One of the more intriguing new drugs for dry eye is one that is presently in Phase III testing. SARcode Bioscience (Shire) is evaluating the safety of a topically applied 5% solution of Lifitegrast. Lifitegrast is a first-in-class molecule that inhibits T-cell inflammation by blocking the binding of 2 key cellular surface proteins (LFA-1 and ICAM-1). These receptors mediate the chronic inflammatory cascade triggered by T-lymphocytes (CD3). These cells carry the LFA-1 receptor on their surface, which binds to ICAM-1, which in turn initiates the cytokine cascade. Lifitegrast, by blocking the binding to the receptors, prevents T-cell migration into tissues and arrests the trigger for inflammation.

Thoughts for the Future

Medical innovation is alive and well. Supported by generous investment and funding, the right research team, and perhaps a big cash payoff if the drug or device hits, can be just the medicine needed to stimulate development of the next generation of therapeutics. Who better to direct and lead the pursuit of these miracles than the physicians who will use them to treat patients? To succeed, research and development must include physician-led innovation. Patients don’t drive technology, doctors do. This concept, of which I am a strong proponent, was recently supported in a Viewpoint article published in the March 20, 2013 issue of the Journal of the American Medical Association.

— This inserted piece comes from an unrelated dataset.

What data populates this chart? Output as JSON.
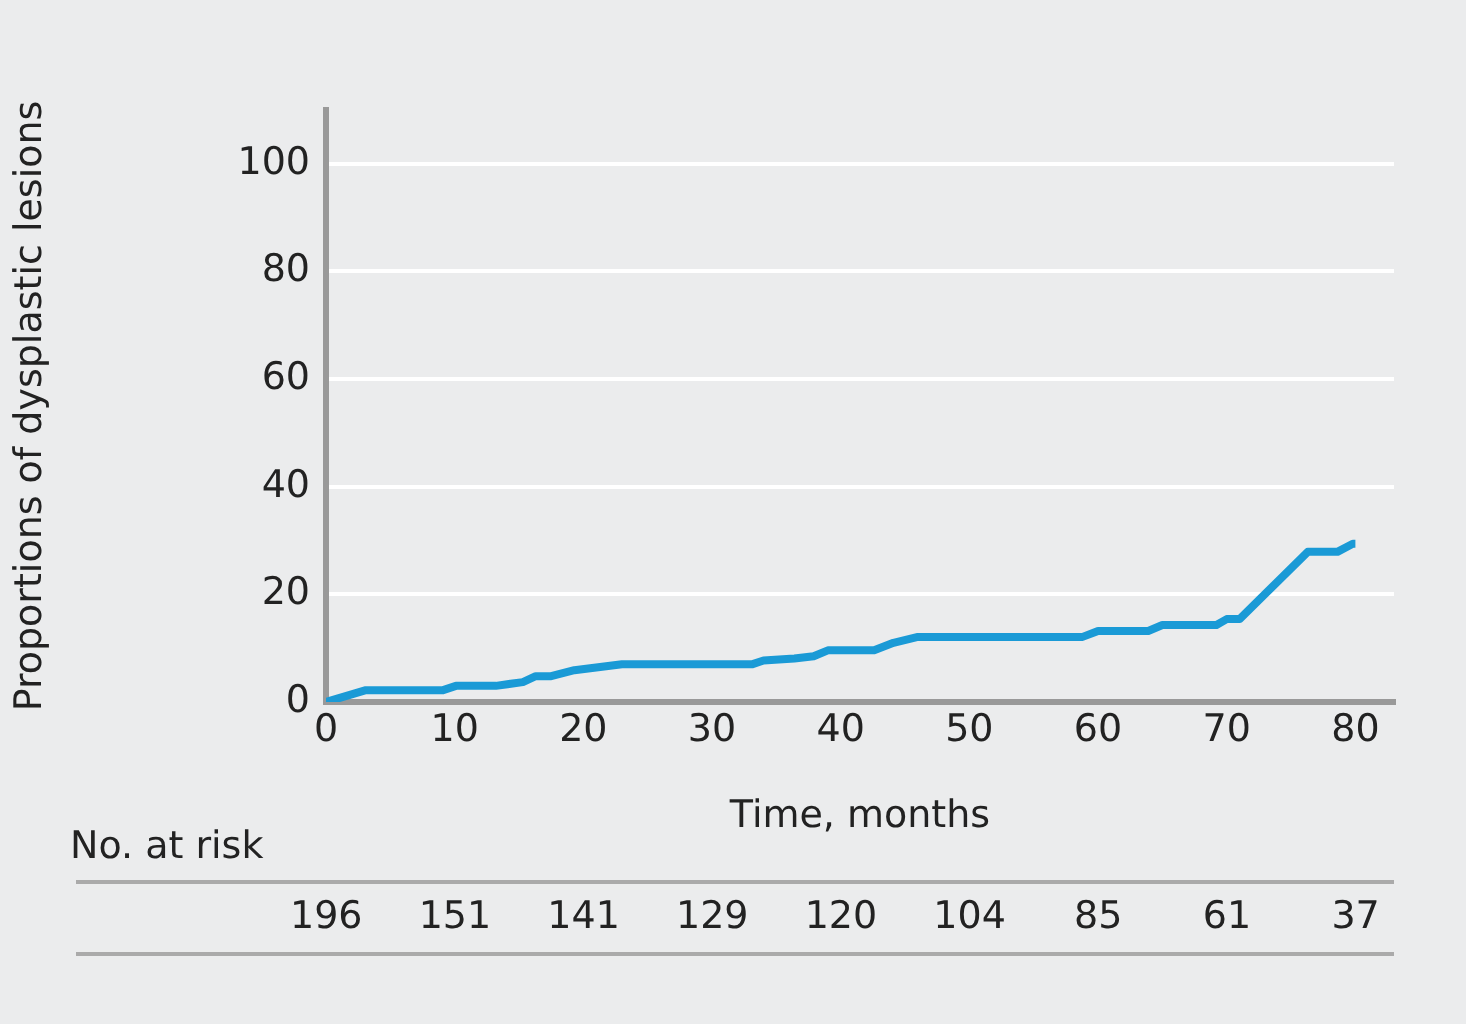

If necessity is the mother of invention, then adversity is the mother of innovation. Every time a physician gets frustrated with the inability to treat a patient, the seed for a solution is planted. Traditional academic research may not be the best vehicle to test new devices and drugs. It is difficult to adequately assess, in randomized control trials, the independent impact of an innovation on patient care. The physician who will use the treatment is in the best position to determine efficacy. Let’s face it, our history is awash in physician-led discoveries: looking at a shard of plastic and deciding it could be made into an intraocular lens implant, or figuring out how an ultrasonic device used to clean teeth might be used to remove a cataract.

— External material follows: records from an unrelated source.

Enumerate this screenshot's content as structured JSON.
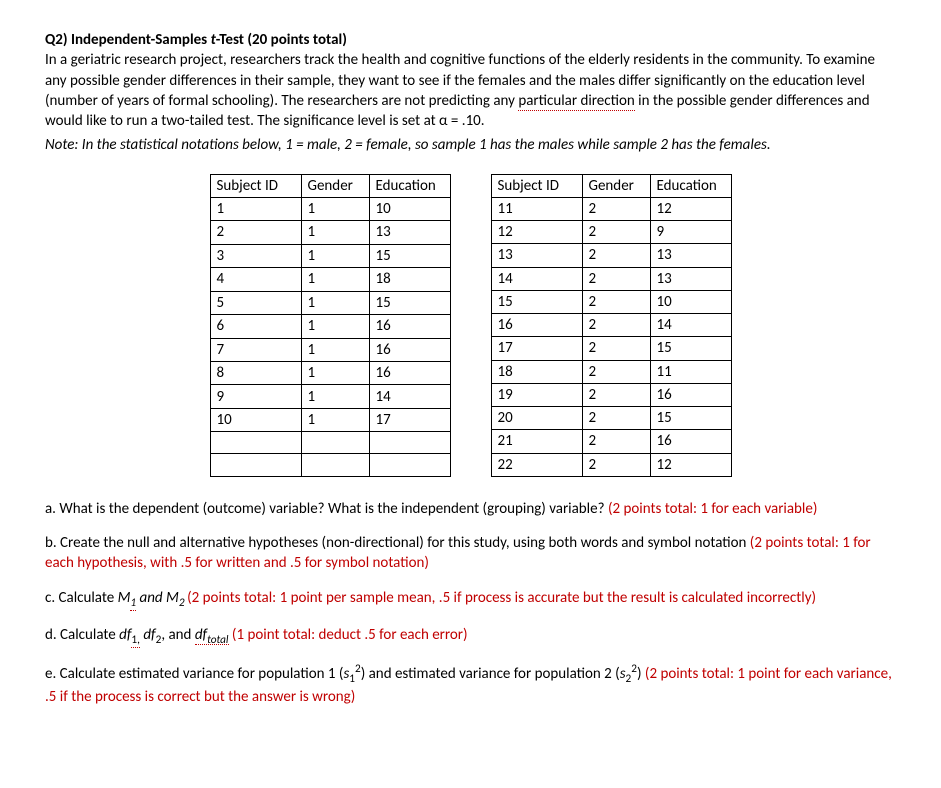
{
  "header": {
    "title": "Q2) Independent-Samples ",
    "title_ital": "t",
    "title_rest": "-Test (20 points total)"
  },
  "intro": {
    "p1a": "In a geriatric research project, researchers track the health and cognitive functions of the elderly residents in the community. To examine any possible gender differences in their sample, they want to see if the females and the males differ significantly on the education level (number of years of formal schooling). The researchers are not predicting any ",
    "p1_dotted": "particular direction",
    "p1b": " in the possible gender differences and would like to run a two-tailed test. The significance level is set at α = .10.",
    "note": "Note: In the statistical notations below, 1 = male, 2 = female, so sample 1 has the males while sample 2 has the females."
  },
  "tableHeaders": {
    "id": "Subject ID",
    "gender": "Gender",
    "edu": "Education"
  },
  "table1": {
    "rows": [
      [
        "1",
        "1",
        "10"
      ],
      [
        "2",
        "1",
        "13"
      ],
      [
        "3",
        "1",
        "15"
      ],
      [
        "4",
        "1",
        "18"
      ],
      [
        "5",
        "1",
        "15"
      ],
      [
        "6",
        "1",
        "16"
      ],
      [
        "7",
        "1",
        "16"
      ],
      [
        "8",
        "1",
        "16"
      ],
      [
        "9",
        "1",
        "14"
      ],
      [
        "10",
        "1",
        "17"
      ],
      [
        "",
        "",
        ""
      ],
      [
        "",
        "",
        ""
      ]
    ]
  },
  "table2": {
    "rows": [
      [
        "11",
        "2",
        "12"
      ],
      [
        "12",
        "2",
        "9"
      ],
      [
        "13",
        "2",
        "13"
      ],
      [
        "14",
        "2",
        "13"
      ],
      [
        "15",
        "2",
        "10"
      ],
      [
        "16",
        "2",
        "14"
      ],
      [
        "17",
        "2",
        "15"
      ],
      [
        "18",
        "2",
        "11"
      ],
      [
        "19",
        "2",
        "16"
      ],
      [
        "20",
        "2",
        "15"
      ],
      [
        "21",
        "2",
        "16"
      ],
      [
        "22",
        "2",
        "12"
      ]
    ]
  },
  "qa": {
    "text": "a. What is the dependent (outcome) variable? What is the independent (grouping) variable? ",
    "red": "(2 points total: 1 for each variable)"
  },
  "qb": {
    "text": "b. Create the null and alternative hypotheses (non-directional) for this study, using both words and symbol notation ",
    "red": "(2 points total: 1 for each hypothesis, with .5 for written and .5 for symbol notation)"
  },
  "qc": {
    "pre": "c. Calculate ",
    "m1": "M",
    "m1sub": "1",
    "and": " and ",
    "m2": "M",
    "m2sub": "2 ",
    "red": "(2 points total: 1 point per sample mean, .5 if process is accurate but the result is calculated incorrectly)"
  },
  "qd": {
    "pre": "d. Calculate ",
    "df1": "df",
    "df1sub": "1,",
    "sp1": " ",
    "df2": "df",
    "df2sub": "2",
    "comma": ", and ",
    "dft": "df",
    "dftsub": "total",
    "sp2": " ",
    "red": "(1 point total: deduct .5 for each error)"
  },
  "qe": {
    "pre": "e. Calculate estimated variance for population 1 (",
    "s1": "s",
    "s1sub": "1",
    "s1sup": "2",
    "mid": ") and estimated variance for population 2 (",
    "s2": "s",
    "s2sub": "2",
    "s2sup": "2",
    "post": ") ",
    "red": "(2 points total: 1 point for each variance, .5 if the process is correct but the answer is wrong)"
  }
}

Physicians must get involved, provide industry with direction, and feed the incubators with new discovery. When that day arrives, our patients will enter an in-office technology suite, and in less than a blink of the eye, have their crystalline lens removed, refractive correction applied, and a custom laser-lathed IOL inserted to restore perfect vision at any distance, with a physician viewing the whole thing on a computer screen. Just dreaming.  REVIEW

Dr. Kershner is a physician innovator, president and CEO of Eye Laser Consulting and a professor and chairman of the Department of Ophthalmic Medical Technology at Palm Beach State College.